Ce sont les règles que le Tribunal appliquera si vous ne trouvez pas d’accord amiable entre vous pour liquider le régime à l’amiable.

La liquidation du régime ordinaire de la participation aux acquêts est divisée en 5 étapes (art. 204 à 220 CC) :

  • Premièrement, une liste de tous les biens (actifs) et de toutes les dettes (passifs) de chaque conjoint est dressée.
  • Deuxièmement, il faut déterminer les créances entre époux. Les créances peuvent consister en créances ordinaires ou créances variables.
    Les créances ordinaires découlent, par exemple, d’un prêt, d’un contrat de bail, d’un contrat de travail, ou de l’indemnité équitable de l’article 165 CC en faveur de l’époux qui a collaboré à la profession ou à l’entreprise de son conjoint.
  • Troisièmement, chaque époux reprend ses biens propres, soit ceux qu’il (elle) a apportés au mariage et ceux reçus à titre de succession (198 CC) et leur éventuelle plus-value ou moins-value.
  • La quatrième étape consiste à faire la liste des acquêts « nets » de chacun des deux époux, soit ses acquêts moins les dettes qui concernent ses acquêts. Il faut aussi les évaluer.
  • La cinquième étape consiste à répartir en deux le(s) bénéfice(s) ou le déficit.

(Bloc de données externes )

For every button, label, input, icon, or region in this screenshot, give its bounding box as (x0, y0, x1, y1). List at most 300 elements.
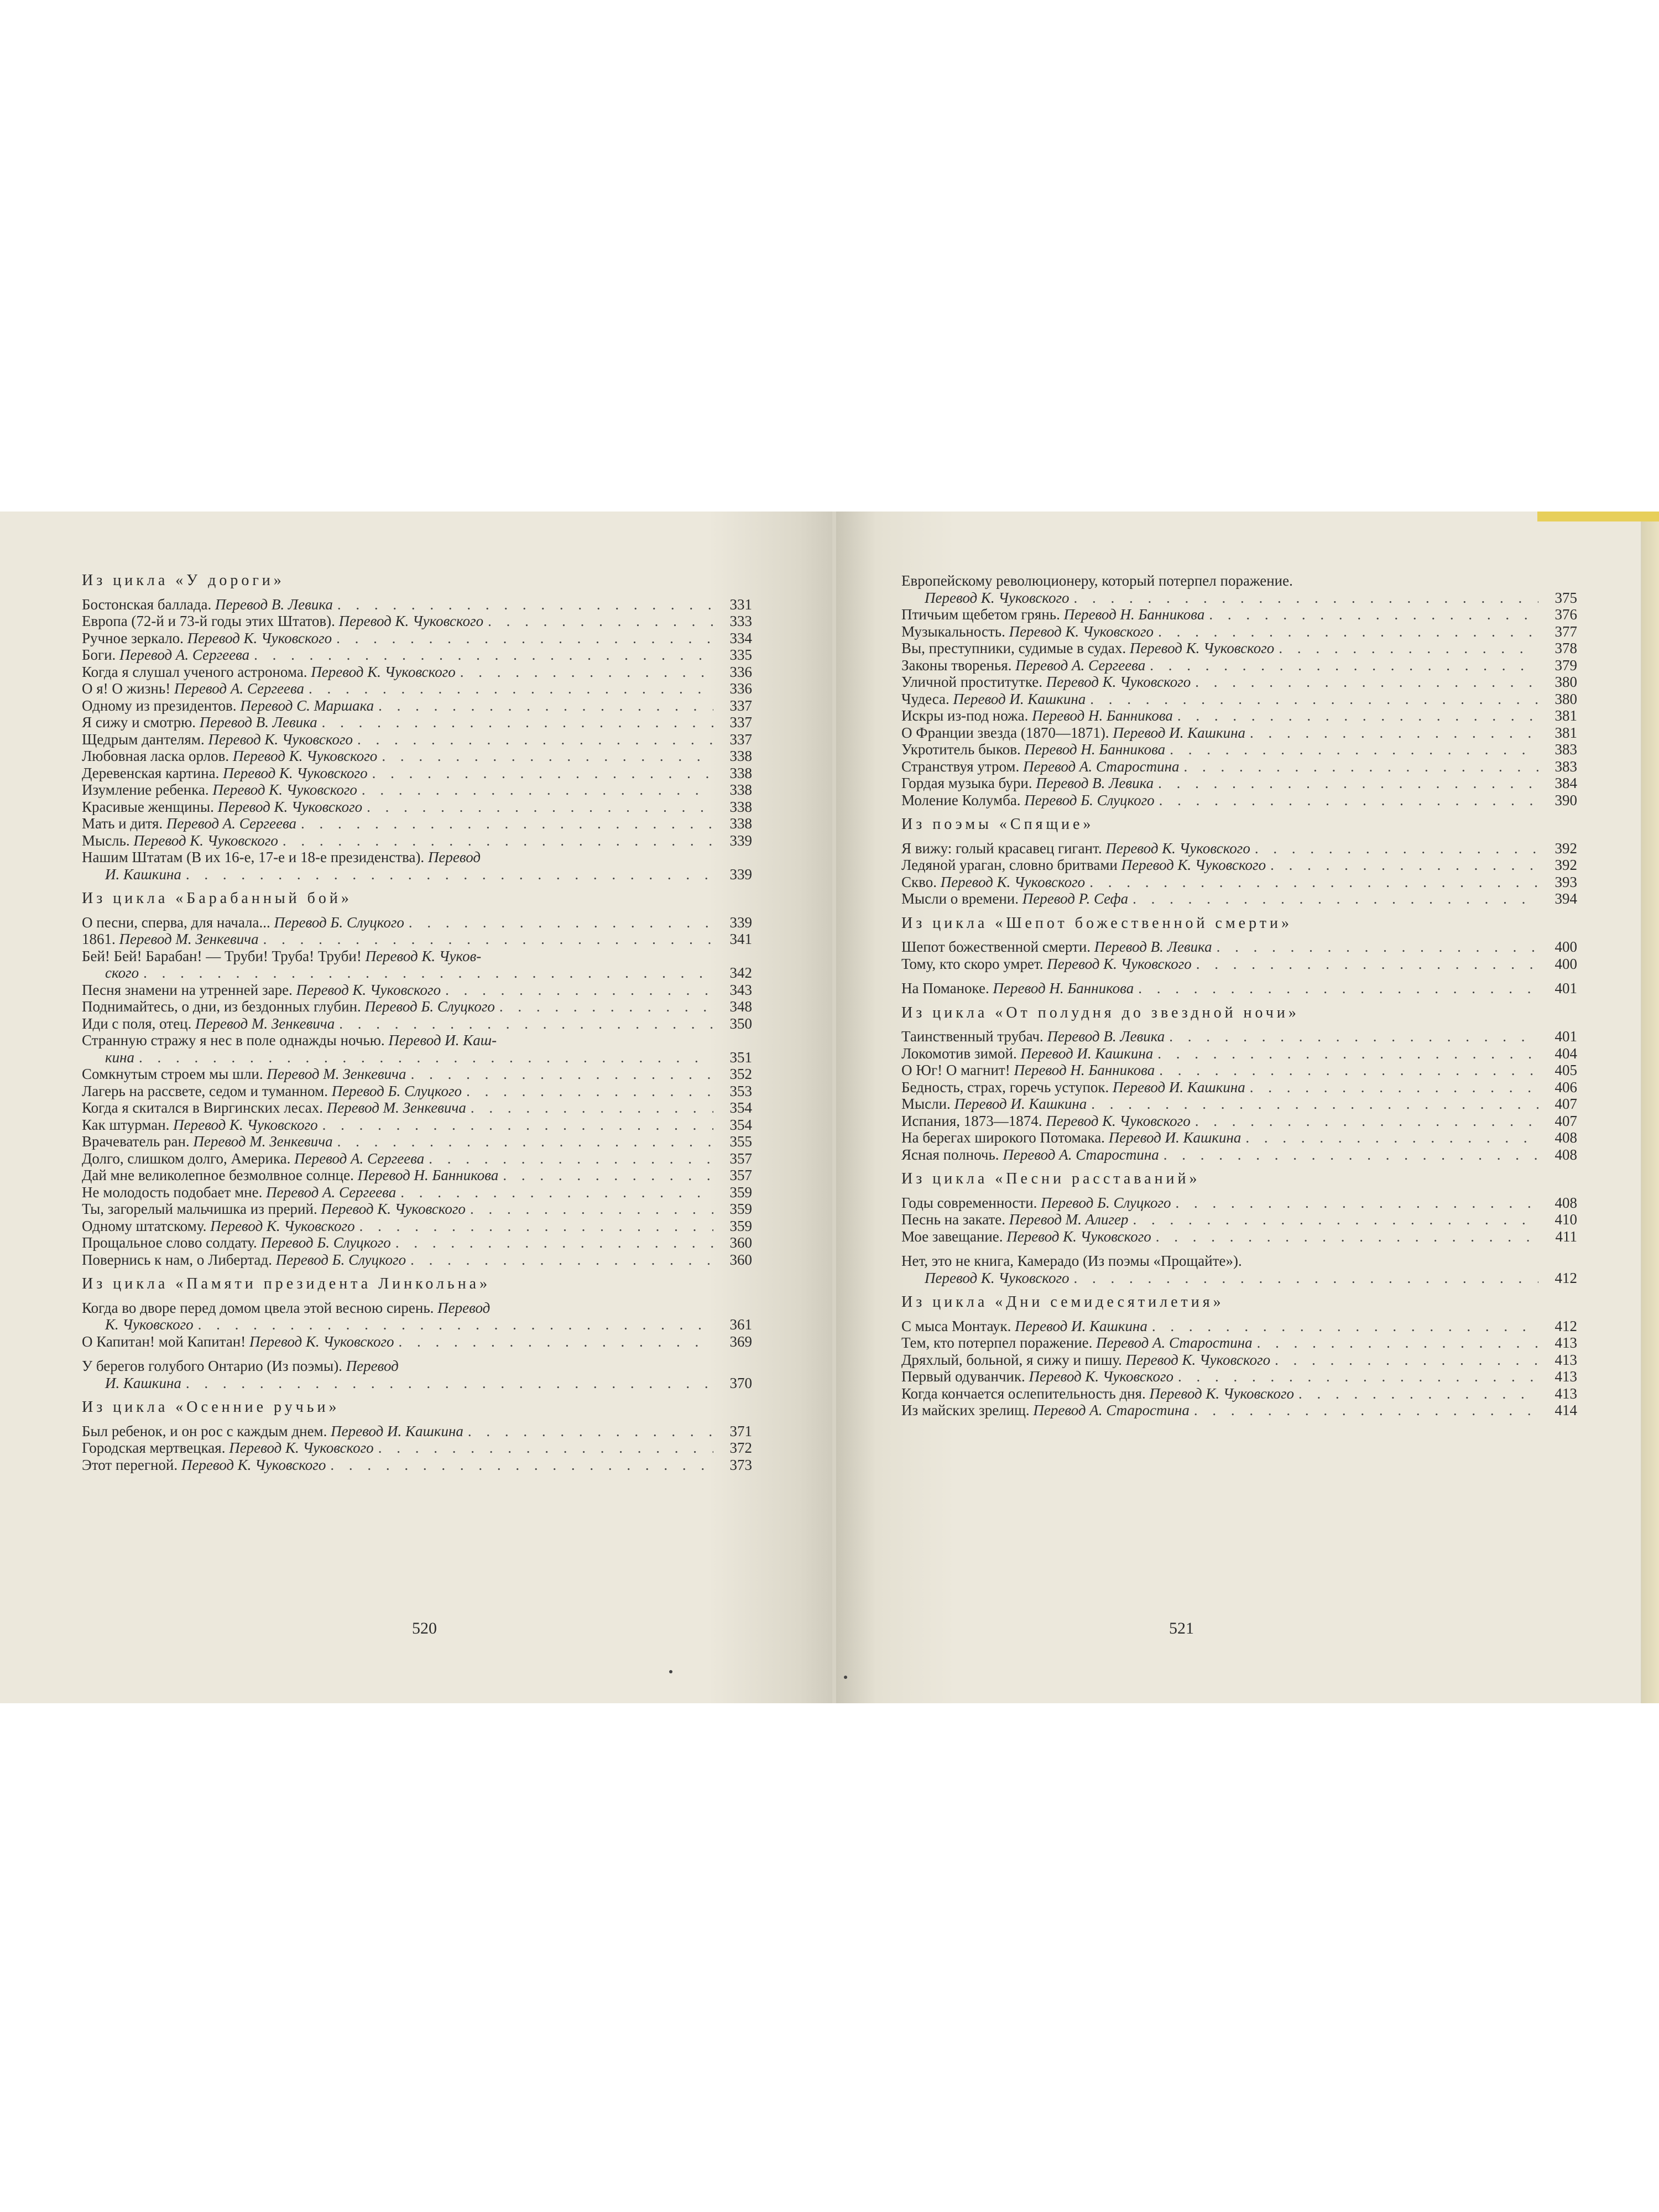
toc-entry (901, 857, 1577, 874)
dot-leader (406, 1251, 713, 1269)
entry-page: 404 (1554, 1045, 1577, 1062)
toc-entry (901, 623, 1577, 640)
entry-translator: Перевод А. Сергеева (1015, 656, 1146, 674)
section-title: Из цикла «Дни семидесятилетия» (901, 1293, 1224, 1311)
section-title: Из цикла «От полудня до звездной ночи» (901, 1004, 1300, 1021)
entry-translator: Перевод М. Зенкевича (195, 1015, 335, 1032)
dot-leader (357, 781, 713, 799)
section-title: Из цикла «Шепот божественной смерти» (901, 914, 1292, 932)
entry-translator: Перевод К. Чуковского (1047, 955, 1192, 972)
dot-leader (462, 1083, 713, 1100)
entry-page: 354 (729, 1099, 752, 1116)
entry-translator: Перевод К. Чуковского (1009, 623, 1154, 640)
entry-translator: Перевод (427, 849, 481, 865)
toc-entry (82, 1423, 752, 1440)
entry-page: 414 (1554, 1402, 1577, 1418)
entry-translator: Перевод Б. Слуцкого (1024, 791, 1155, 808)
left-page-contents (82, 572, 752, 1473)
entry-title: Не молодость подобает мне. (82, 1183, 263, 1201)
entry-title: Бедность, страх, горечь уступок. (901, 1078, 1109, 1095)
entry-translator: Перевод А. Сергеева (266, 1183, 397, 1201)
entry-page: 370 (729, 1374, 752, 1391)
entry-title: Когда я скитался в Виргинских лесах. (82, 1099, 323, 1116)
entry-page: 381 (1554, 724, 1577, 741)
entry-title: Дай мне великолепное безмолвное солнце. (82, 1167, 354, 1183)
section-title: Из цикла «Осенние ручьи» (82, 1399, 340, 1416)
entry-translator: Перевод Н. Банникова (1063, 606, 1205, 623)
toc-entry (82, 849, 752, 883)
entry-page: 405 (1554, 1062, 1577, 1078)
entry-translator: Перевод М. Зенкевича (267, 1066, 406, 1082)
entry-translator: Перевод К. Чуковского (223, 764, 368, 781)
dot-leader (1134, 980, 1538, 997)
toc-entry (901, 792, 1577, 809)
entry-translator: Перевод Н. Банникова (1032, 707, 1173, 724)
dot-leader (1266, 857, 1538, 874)
dot-leader (1155, 1062, 1538, 1079)
entry-title: Европейскому революционеру, который потерпел поражение. (901, 572, 1293, 589)
entry-translator: Перевод В. Левика (1047, 1028, 1165, 1045)
entry-page: 360 (729, 1251, 752, 1268)
dot-leader (1294, 1385, 1538, 1402)
entry-title: Из майских зрелищ. (901, 1402, 1030, 1418)
entry-page: 361 (729, 1316, 752, 1333)
toc-entry (82, 1150, 752, 1167)
entry-title: О Франции звезда (1870—1871). (901, 724, 1109, 741)
dot-leader (332, 630, 713, 647)
dot-leader (1171, 1194, 1538, 1212)
entry-title: Странствуя утром. (901, 758, 1020, 775)
entry-page: 411 (1555, 1228, 1577, 1245)
entry-page: 333 (729, 613, 752, 629)
toc-entry (82, 1333, 752, 1350)
entry-page: 353 (729, 1082, 752, 1099)
page-number-right: 521 (1169, 1619, 1194, 1637)
entry-title: Красивые женщины. (82, 798, 214, 815)
entry-title: Деревенская картина. (82, 764, 220, 781)
section-title: Из цикла «Песни расставаний» (901, 1170, 1201, 1187)
dot-leader (134, 1049, 713, 1066)
entry-translator: Перевод С. Маршака (240, 697, 374, 714)
dot-leader (333, 1133, 713, 1150)
toc-entry (901, 1211, 1577, 1228)
entry-title: Тому, кто скоро умрет. (901, 955, 1044, 972)
entry-title: О песни, сперва, для начала... (82, 914, 270, 931)
dot-leader (181, 866, 713, 883)
entry-translator: Перевод М. Алигер (1009, 1211, 1129, 1228)
entry-title: Поднимайтесь, о дни, из бездонных глубин. (82, 998, 361, 1015)
toc-entry (901, 1028, 1577, 1045)
page-edge (1641, 512, 1659, 1703)
dot-leader (355, 1218, 713, 1235)
entry-translator: Перевод К. Чуковского (338, 613, 484, 629)
entry-page: 412 (1554, 1269, 1577, 1286)
entry-page: 412 (1554, 1317, 1577, 1334)
entry-title: Долго, слишком долго, Америка. (82, 1150, 291, 1167)
entry-title: Когда кончается ослепительность дня. (901, 1385, 1146, 1402)
entry-translator: Перевод И. Кашкина (953, 690, 1086, 707)
entry-translator: Перевод А. Сергеева (119, 646, 250, 663)
toc-entry (82, 596, 752, 613)
entry-title: Изумление ребенка. (82, 781, 209, 798)
entry-translator-cont: И. Кашкина (105, 1374, 181, 1391)
entry-page: 373 (729, 1456, 752, 1473)
entry-page: 334 (729, 629, 752, 646)
toc-entry (82, 1032, 752, 1066)
toc-entry (82, 1300, 752, 1333)
toc-entry (82, 664, 752, 681)
entry-translator: Перевод В. Левика (199, 714, 317, 731)
entry-translator: Перевод Н. Банникова (1024, 741, 1166, 758)
ink-speck (669, 1670, 672, 1673)
entry-translator: Перевод К. Чуковского (940, 873, 1086, 890)
entry-page: 359 (729, 1183, 752, 1201)
entry-page: 339 (729, 914, 752, 931)
toc-entry (901, 1228, 1577, 1245)
entry-title: Мысли. (901, 1095, 951, 1112)
entry-translator: Перевод К. Чуковского (1046, 674, 1191, 690)
section-title: Из цикла «У дороги» (82, 572, 285, 589)
entry-translator: Перевод И. Каш- (388, 1032, 497, 1048)
entry-translator: Перевод К. Чуковского (311, 663, 456, 680)
entry-translator: Перевод И. Кашкина (1020, 1045, 1154, 1062)
entry-page: 339 (729, 865, 752, 883)
entry-page: 392 (1554, 857, 1577, 873)
entry-translator: Перевод Б. Слуцкого (1041, 1194, 1171, 1211)
toc-entry (82, 1457, 752, 1474)
toc-entry (901, 1194, 1577, 1212)
entry-title: Щедрым дантелям. (82, 731, 205, 748)
toc-entry (901, 674, 1577, 691)
dot-leader (1253, 1334, 1538, 1352)
dot-leader (353, 731, 713, 748)
entry-title: Бостонская баллада. (82, 596, 212, 613)
dot-leader (1192, 956, 1538, 973)
entry-page: 413 (1554, 1334, 1577, 1351)
entry-title: С мыса Монтаук. (901, 1317, 1011, 1334)
entry-page: 337 (729, 714, 752, 731)
entry-page: 357 (729, 1167, 752, 1183)
toc-entry (82, 1066, 752, 1083)
toc-entry (82, 832, 752, 849)
dot-leader (181, 1375, 713, 1392)
dot-leader (304, 680, 713, 697)
entry-title: На Поманоке. (901, 980, 989, 997)
dot-leader (441, 982, 713, 999)
toc-entry (82, 1218, 752, 1235)
toc-entry (901, 1045, 1577, 1062)
toc-entry (82, 1167, 752, 1184)
entry-page: 407 (1554, 1095, 1577, 1112)
toc-entry (901, 741, 1577, 758)
entry-translator: Перевод И. Кашкина (331, 1422, 463, 1439)
toc-entry (82, 1099, 752, 1117)
entry-translator: Перевод А. Старостина (1033, 1402, 1190, 1418)
dot-leader (259, 931, 713, 948)
entry-title: Странную стражу я нес в поле однажды ночью. (82, 1032, 385, 1048)
entry-translator: Перевод К. Чуковского (212, 781, 357, 798)
entry-title: Первый одуванчик. (901, 1368, 1025, 1385)
toc-entry (82, 731, 752, 748)
toc-entry (901, 1402, 1577, 1419)
entry-page: 390 (1554, 791, 1577, 808)
dot-leader (1180, 758, 1538, 775)
dot-leader (335, 1015, 713, 1032)
dot-leader (368, 765, 713, 782)
toc-entry (901, 657, 1577, 674)
entry-translator: Перевод Б. Слуцкого (275, 1251, 406, 1268)
entry-page: 408 (1554, 1129, 1577, 1146)
entry-translator: Перевод К. Чуковского (187, 629, 332, 646)
entry-title: Сомкнутым строем мы шли. (82, 1066, 263, 1082)
entry-page: 408 (1554, 1146, 1577, 1163)
entry-translator: Перевод И. Кашкина (954, 1095, 1087, 1112)
entry-title: Мысль. (82, 832, 130, 849)
entry-translator: Перевод И. Кашкина (1108, 1129, 1241, 1146)
dot-leader (139, 964, 713, 982)
entry-page: 408 (1554, 1194, 1577, 1211)
entry-title: Музыкальность. (901, 623, 1005, 640)
entry-title: О Капитан! мой Капитан! (82, 1333, 246, 1350)
entry-title: Тем, кто потерпел поражение. (901, 1334, 1093, 1351)
entry-title: Как штурман. (82, 1116, 170, 1133)
entry-page: 338 (729, 764, 752, 781)
dot-leader (1087, 1095, 1538, 1113)
dot-leader (318, 1117, 713, 1134)
toc-entry (82, 815, 752, 832)
toc-entry (82, 1234, 752, 1251)
entry-translator: Перевод А. Сергеева (294, 1150, 425, 1167)
dot-leader (424, 1150, 713, 1167)
entry-translator: Перевод К. Чуковского (1046, 1112, 1191, 1129)
dot-leader (404, 914, 713, 931)
dot-leader (1191, 1113, 1538, 1130)
entry-title: Птичьим щебетом грянь. (901, 606, 1060, 623)
toc-entry (82, 1439, 752, 1457)
entry-translator: Перевод М. Зенкевича (193, 1133, 333, 1150)
entry-title: Нет, это не книга, Камерадо (Из поэмы «Прощайте»). (901, 1253, 1242, 1269)
entry-page: 360 (729, 1234, 752, 1251)
dot-leader (1204, 606, 1538, 623)
dot-leader (1245, 1079, 1538, 1096)
entry-title: Мать и дитя. (82, 815, 163, 832)
dot-leader (333, 596, 713, 613)
toc-entry (901, 938, 1577, 956)
toc-entry (82, 1358, 752, 1391)
entry-title: Лагерь на рассвете, седом и туманном. (82, 1082, 328, 1099)
entry-translator: Перевод К. Чуковского (232, 748, 378, 764)
entry-title: Одному штатскому. (82, 1217, 207, 1234)
toc-entry (901, 1113, 1577, 1130)
entry-title: Ручное зеркало. (82, 629, 184, 646)
entry-page: 378 (1554, 640, 1577, 656)
entry-translator: Перевод К. Чуковского (133, 832, 278, 849)
entry-translator: Перевод А. Старостина (1023, 758, 1180, 775)
toc-entry (82, 982, 752, 999)
page-number-left: 520 (412, 1619, 437, 1637)
left-page (0, 512, 832, 1703)
entry-title: О Юг! О магнит! (901, 1062, 1010, 1078)
entry-page: 343 (729, 981, 752, 998)
toc-entry (82, 799, 752, 816)
entry-title: Чудеса. (901, 690, 950, 707)
dot-leader (326, 1457, 713, 1474)
toc-entry (901, 956, 1577, 973)
entry-title: Ясная полночь. (901, 1146, 999, 1163)
entry-title: 1861. (82, 931, 116, 947)
entry-page: 335 (729, 646, 752, 663)
entry-title: На берегах широкого Потомака. (901, 1129, 1105, 1146)
entry-title: Мое завещание. (901, 1228, 1003, 1245)
dot-leader (1212, 938, 1538, 956)
entry-translator: Перевод К. Чуковского (229, 1439, 374, 1456)
dot-leader (1165, 1028, 1538, 1045)
entry-page: 413 (1554, 1385, 1577, 1402)
entry-translator: Перевод К. Чуковского (217, 798, 363, 815)
toc-entry (901, 572, 1577, 606)
entry-page: 338 (729, 815, 752, 832)
dot-leader (1241, 1129, 1538, 1146)
entry-title: Прощальное слово солдату. (82, 1234, 257, 1251)
entry-title: Городская мертвецкая. (82, 1439, 226, 1456)
entry-translator: Перевод А. Старостина (1096, 1334, 1253, 1351)
entry-translator: Перевод К. Чуковского (1105, 839, 1250, 857)
dot-leader (1173, 1368, 1538, 1385)
entry-title: Европа (72-й и 73-й годы этих Штатов). (82, 613, 335, 629)
entry-title: Когда во дворе перед домом цвела этой весною сирень. (82, 1299, 434, 1316)
toc-entry (901, 840, 1577, 857)
entry-title: Шепот божественной смерти. (901, 938, 1091, 955)
toc-entry (901, 691, 1577, 708)
entry-translator: Перевод И. Кашкина (1113, 1078, 1245, 1095)
entry-page: 394 (1554, 890, 1577, 907)
toc-entry (901, 758, 1577, 775)
entry-title: Испания, 1873—1874. (901, 1112, 1042, 1129)
entry-page: 383 (1554, 758, 1577, 775)
entry-page: 400 (1554, 955, 1577, 972)
entry-translator: Перевод К. Чуковского (173, 1116, 318, 1133)
dot-leader (1173, 707, 1538, 724)
entry-translator: Перевод Б. Слуцкого (260, 1234, 391, 1251)
toc-entry (901, 1129, 1577, 1146)
entry-translator: Перевод К. Чуковского (1125, 1351, 1271, 1368)
toc-entry (901, 874, 1577, 891)
entry-page: 355 (729, 1133, 752, 1150)
entry-translator: Перевод К. Чуковского (210, 1217, 355, 1234)
section-title: Из поэмы «Спящие» (901, 816, 1094, 833)
entry-title: Боги. (82, 646, 116, 663)
entry-title: Этот перегной. (82, 1456, 178, 1473)
toc-entry (82, 630, 752, 647)
entry-title: Локомотив зимой. (901, 1045, 1017, 1062)
dot-leader (374, 697, 713, 714)
entry-title: У берегов голубого Онтарио (Из поэмы). (82, 1358, 342, 1374)
toc-entry (901, 980, 1577, 997)
toc-entry (901, 775, 1577, 792)
entry-translator: Перевод Б. Слуцкого (364, 998, 495, 1015)
entry-page: 354 (729, 1116, 752, 1133)
toc-entry (901, 724, 1577, 742)
entry-translator: Перевод К. Чуковского (925, 589, 1070, 606)
entry-translator: Перевод К. Чуковского (1121, 857, 1266, 873)
entry-translator: Перевод К. Чуковского (1129, 640, 1275, 656)
entry-translator: Перевод Н. Банникова (1014, 1062, 1155, 1078)
dot-leader (1153, 1045, 1538, 1062)
entry-translator: Перевод Р. Сефа (1022, 890, 1129, 907)
entry-page: 342 (729, 964, 752, 981)
entry-title: Ты, загорелый мальчишка из прерий. (82, 1201, 317, 1217)
dot-leader (1145, 657, 1538, 674)
entry-translator-cont: Перевод К. Чуковского (925, 1269, 1070, 1286)
toc-entry (82, 1184, 752, 1201)
entry-page: 369 (729, 1333, 752, 1350)
toc-entry (82, 748, 752, 765)
entry-page: 393 (1554, 873, 1577, 890)
entry-translator: Перевод Н. Банникова (357, 1167, 499, 1183)
entry-translator: Перевод К. Чуковского (321, 1201, 466, 1217)
entry-title: Ледяной ураган, словно бритвами (901, 857, 1118, 873)
entry-translator: Перевод К. Чуковского (296, 981, 441, 998)
toc-entry (82, 1083, 752, 1100)
dot-leader (377, 748, 713, 765)
entry-title: Песнь на закате. (901, 1211, 1006, 1228)
toc-entry (901, 1334, 1577, 1352)
toc-entry (901, 1352, 1577, 1369)
toc-entry (82, 1117, 752, 1134)
entry-title: Таинственный трубач. (901, 1028, 1044, 1045)
dot-leader (463, 1423, 713, 1440)
entry-page: 380 (1554, 674, 1577, 690)
right-page-contents (901, 572, 1577, 1419)
entry-title: Дряхлый, больной, я сижу и пишу. (901, 1351, 1122, 1368)
dot-leader (1147, 1318, 1538, 1335)
toc-entry (901, 606, 1577, 623)
dot-leader (396, 1184, 713, 1201)
section-title: Из цикла «Барабанный бой» (82, 890, 352, 907)
dot-leader (296, 815, 713, 832)
entry-page: 336 (729, 680, 752, 697)
dot-leader (1245, 724, 1538, 742)
dot-leader (317, 714, 713, 731)
dot-leader (1159, 1146, 1538, 1164)
entry-page: 359 (729, 1217, 752, 1234)
dot-leader (1165, 741, 1538, 758)
entry-page: 351 (729, 1048, 752, 1066)
dot-leader (1086, 691, 1538, 708)
entry-page: 338 (729, 798, 752, 815)
dot-leader (1190, 1402, 1538, 1419)
entry-page: 336 (729, 663, 752, 680)
entry-title: Я сижу и смотрю. (82, 714, 196, 731)
toc-entry (901, 890, 1577, 907)
dot-leader (391, 1234, 713, 1251)
dot-leader (374, 1439, 713, 1457)
entry-page: 413 (1554, 1351, 1577, 1368)
entry-page: 392 (1554, 839, 1577, 857)
entry-title: Уличной проститутке. (901, 674, 1042, 690)
toc-entry (82, 914, 752, 931)
entry-translator-cont: И. Кашкина (105, 865, 181, 883)
toc-entry (82, 765, 752, 782)
dot-leader (1154, 623, 1538, 640)
dot-leader (483, 613, 713, 630)
book-spread-scan (0, 512, 1659, 1703)
entry-title: О я! О жизнь! (82, 680, 171, 697)
entry-translator: Перевод А. Сергеева (166, 815, 296, 832)
entry-translator-cont: К. Чуковского (105, 1316, 194, 1333)
toc-entry (901, 1146, 1577, 1164)
dot-leader (466, 1201, 713, 1218)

Quelques aspects particuliers

  • Les dettes fiscales doivent venir en déduction des acquêts de celui / celle qui les doit (5A_668/2014 et 5A_670/2014).
  • Dans les procédures « bagarre », chacun doit indiquer au Tribunal quel montant il/elle réclame ; ce qui entraîne des droits de greffe souvent importants. Si on oublie de prendre des « conclusions chiffrées », le Tribunal ne tient pas compte des prétentions (5A_368/2018).
  • Un parent ne peut pas invoquer la compensation des contributions d’entretien qu’il doit à son enfant avec les créances dont il dispose à l’encontre de l’autre parent, même si les pensions alimentaires doivent être versées en mains de celui-ci, en tant que représentant légal de l’enfant (5A_445/2015).
  • Un époux ne peut pas compenser ce qu’il doit au titre de liquidation du régime avec le partage du 2ème pilier qu’il doit à l’autre (5A_34/2013).
  • En principe, les dettes entre époux ne portent pas intérêts (ATF 141 III 49).
  • Dans les divorces « bagarre », on peut renvoyer à plus tard, et à une autre procédure à venir, la question de la liquidation du régime matrimonial (283 CPC et 5A_638/2016).
  • Un animal domestique (chat, chien, etc.) est soit un bien propre, soit un acquêt (641 al.2 CC). Si les époux ne peuvent pas s’entendre, le Tribunal attribuera l’animal à l’époux qui représente la meilleure solution pour l’animal, selon les critères appliqués en matière de protection des animaux (art. 651 a CC).
  • « Lorsqu’un époux a contribué sans contrepartie correspondante à l’acquisition, à l’amélioration ou à la conservation de biens de son conjoint qui se retrouvent à la liquidation avec une plus-value, sa créance est proportionnelle à sa contribution et elle se calcule sur la valeur actuelle des biens ; en cas de moins-value, il peut en tout cas réclamer le montants de ses investissements. » (206 CC).